Thursday, April 30, 2015

Long Night Moon (The Seasons of the Moon #3) by SM Reine

Rylie is almost beginning to learn how to be a werewolf, or so she thinks. Her life is working, so it seems.

Except people are dying – is it the responsibility of the new werewolves in town? And even if it isn’t, can she control her territorial instincts?

And Abel is struggling with his newest werewolf bite from Rylie and it isn’t going so well…

Like the previous books, this book continues the story of Rylie and her development. Rylie the new werewolf trying to find her way even as she seems to have things sorted out at the end of the last book with her and Seth and Abel.

And it doesn’t go to plan

I like that. From book one there has been a sense that Rylie is a special werewolf. Sure she turns into a wolf, sure she has anger issues and sure she doesn’t remember what she does in wolf form, but she’s a special one. Her specialness is relied on repeatedly by Seth to keep him safe and is an underlying theme

Furthermore, contrary to this idea of specialness that has been implied and so pervades this genre, we also have an indication that there are people who may be better at this whole werewolf thing than she is. That there are people who are not only better than she but that they may be able to offer her something. Or, to put it another way, the awesome and powerful figure I know Rylie will become in the future

Rylie predominantly focuses on Bekah of the new werewolves. I’m hoping this means she will play a greater role in future books and may finally be the one woman Rylie’s age who she doesn’t loathe with the fiery passion of molten silver – because it’s about time. Of course, that focus in this book means she DOES focus on her with the fiery passion of molten silver quite unlike her brother (though I do question why she repeatedly thinks of Levi as sick or even rotting).

In terms of storyline, I don’t think there’s much to say because I don’t think there is much in the way of story. People are dying but only Abel really focuses on it and he in a not very coherent fashion. They’re more a backdrop to Rylie’s daily life that both lacks the mundanity of a daily life storyline and lacks the events to set it as other than that. We have mini events, a dance, a therapist visit, Rylie’s constant hostility towards Bekah and her struggle for control and, of course, Aunt Gwyn‘s illness. But an actual storyline? I think it’s lacking, even more than the previous book which left me at times wondering exactly what I was reading, what the point was and generally losing me.

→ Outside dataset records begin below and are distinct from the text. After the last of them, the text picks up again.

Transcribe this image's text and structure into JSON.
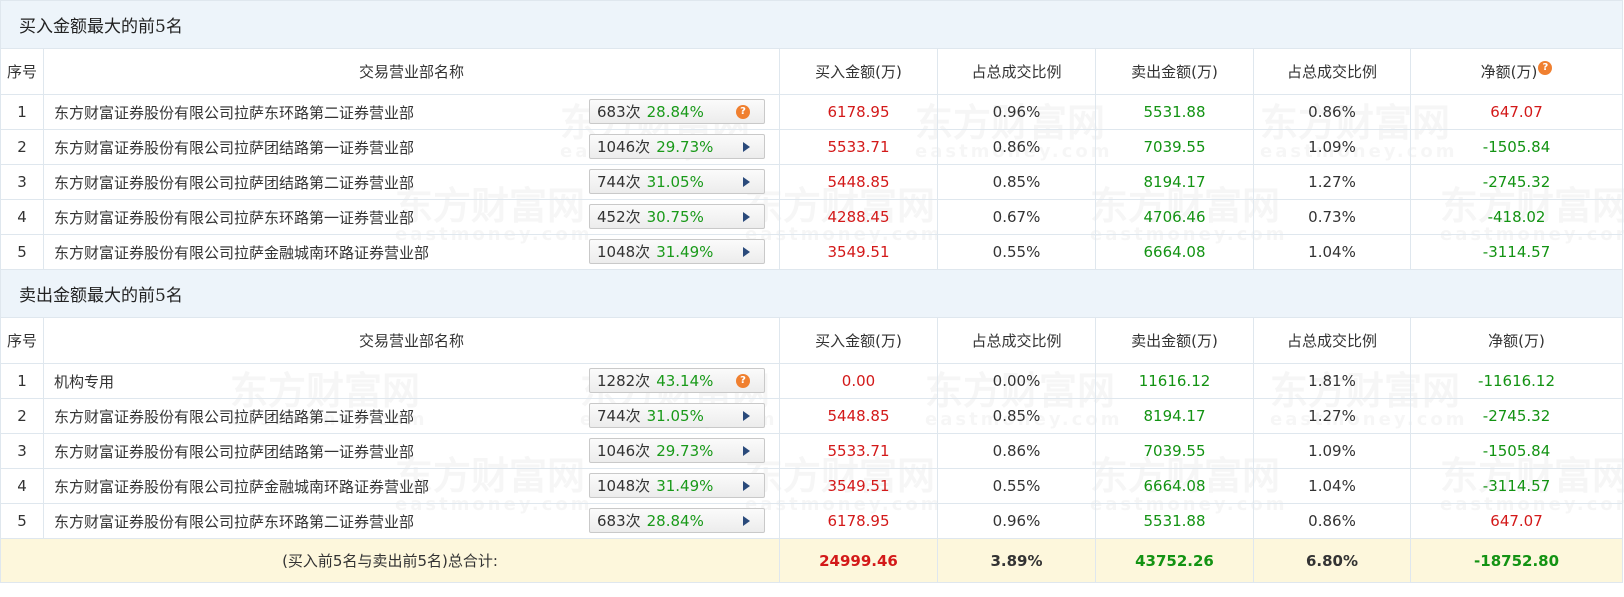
{
  "watermark": {
    "cn": "东方财富网",
    "en": "eastmoney.com"
  },
  "colors": {
    "buy": "#d31919",
    "sell": "#139313",
    "section_bg": "#edf4fa",
    "total_bg": "#fdf7dc"
  },
  "columns": [
    "序号",
    "交易营业部名称",
    "买入金额(万)",
    "占总成交比例",
    "卖出金额(万)",
    "占总成交比例",
    "净额(万)"
  ],
  "buy_top5": {
    "title": "买入金额最大的前5名",
    "rows": [
      {
        "no": "1",
        "name": "东方财富证券股份有限公司拉萨东环路第二证券营业部",
        "count": "683次",
        "rate": "28.84%",
        "badge_icon": "question-icon",
        "buy": "6178.95",
        "buy_ratio": "0.96%",
        "sell": "5531.88",
        "sell_ratio": "0.86%",
        "net": "647.07",
        "net_sign": "pos"
      },
      {
        "no": "2",
        "name": "东方财富证券股份有限公司拉萨团结路第一证券营业部",
        "count": "1046次",
        "rate": "29.73%",
        "badge_icon": "play-icon",
        "buy": "5533.71",
        "buy_ratio": "0.86%",
        "sell": "7039.55",
        "sell_ratio": "1.09%",
        "net": "-1505.84",
        "net_sign": "neg"
      },
      {
        "no": "3",
        "name": "东方财富证券股份有限公司拉萨团结路第二证券营业部",
        "count": "744次",
        "rate": "31.05%",
        "badge_icon": "play-icon",
        "buy": "5448.85",
        "buy_ratio": "0.85%",
        "sell": "8194.17",
        "sell_ratio": "1.27%",
        "net": "-2745.32",
        "net_sign": "neg"
      },
      {
        "no": "4",
        "name": "东方财富证券股份有限公司拉萨东环路第一证券营业部",
        "count": "452次",
        "rate": "30.75%",
        "badge_icon": "play-icon",
        "buy": "4288.45",
        "buy_ratio": "0.67%",
        "sell": "4706.46",
        "sell_ratio": "0.73%",
        "net": "-418.02",
        "net_sign": "neg"
      },
      {
        "no": "5",
        "name": "东方财富证券股份有限公司拉萨金融城南环路证券营业部",
        "count": "1048次",
        "rate": "31.49%",
        "badge_icon": "play-icon",
        "buy": "3549.51",
        "buy_ratio": "0.55%",
        "sell": "6664.08",
        "sell_ratio": "1.04%",
        "net": "-3114.57",
        "net_sign": "neg"
      }
    ]
  },
  "sell_top5": {
    "title": "卖出金额最大的前5名",
    "rows": [
      {
        "no": "1",
        "name": "机构专用",
        "count": "1282次",
        "rate": "43.14%",
        "badge_icon": "question-icon",
        "buy": "0.00",
        "buy_ratio": "0.00%",
        "sell": "11616.12",
        "sell_ratio": "1.81%",
        "net": "-11616.12",
        "net_sign": "neg"
      },
      {
        "no": "2",
        "name": "东方财富证券股份有限公司拉萨团结路第二证券营业部",
        "count": "744次",
        "rate": "31.05%",
        "badge_icon": "play-icon",
        "buy": "5448.85",
        "buy_ratio": "0.85%",
        "sell": "8194.17",
        "sell_ratio": "1.27%",
        "net": "-2745.32",
        "net_sign": "neg"
      },
      {
        "no": "3",
        "name": "东方财富证券股份有限公司拉萨团结路第一证券营业部",
        "count": "1046次",
        "rate": "29.73%",
        "badge_icon": "play-icon",
        "buy": "5533.71",
        "buy_ratio": "0.86%",
        "sell": "7039.55",
        "sell_ratio": "1.09%",
        "net": "-1505.84",
        "net_sign": "neg"
      },
      {
        "no": "4",
        "name": "东方财富证券股份有限公司拉萨金融城南环路证券营业部",
        "count": "1048次",
        "rate": "31.49%",
        "badge_icon": "play-icon",
        "buy": "3549.51",
        "buy_ratio": "0.55%",
        "sell": "6664.08",
        "sell_ratio": "1.04%",
        "net": "-3114.57",
        "net_sign": "neg"
      },
      {
        "no": "5",
        "name": "东方财富证券股份有限公司拉萨东环路第二证券营业部",
        "count": "683次",
        "rate": "28.84%",
        "badge_icon": "play-icon",
        "buy": "6178.95",
        "buy_ratio": "0.96%",
        "sell": "5531.88",
        "sell_ratio": "0.86%",
        "net": "647.07",
        "net_sign": "pos"
      }
    ]
  },
  "total": {
    "label": "(买入前5名与卖出前5名)总合计:",
    "buy": "24999.46",
    "buy_ratio": "3.89%",
    "sell": "43752.26",
    "sell_ratio": "6.80%",
    "net": "-18752.80"
  }
}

Levi and Tate are gay, which is a nice inclusion. They’re not major characters with storylines in their own right so much as they are catalysts for more action in Rylie’s life. They’re still not bad characters and there are several elements that interest me – including lack of fawning over Rylie and Seth’s reaction. Seth seems to be at least somewhat homophobic and to be repelled and appalled by both them and Gwyn being a lesbian. This is actually one of the instances of a portrayal of homophobia being handled decently – homophobia isn’t reduced to something only the evil villains of evilness do (alas, it’s not the case) and, at the same time, Rylie is not impressed and pretty derisive of Seth being so shocked and appalled that gay people exist. It’s similar to how Rylie was presented as having terribly ignorant about HIV in the last book – the wrongness was presented and then challenged.

Seth and Abel, the two main characters after Rylie are both Black men. Originally there are elements of Abel that feel a little like violent/animalistic Black man trope – but not more than Rylie and them both being werewolves (for an interesting twist at the world) and Seth is a wonderful counterpoint with his focus of academics and his desire to make a career and normal life free from violence

The ending is good, – albeit terrible if this were a stand alone novel. It has some excellent twists that completely upend so many of the genre staples and put Rylie in a whole new light while simultaneously setting her story up for a complete new chapter in her growth and development even if she is left licking her wounds at the end.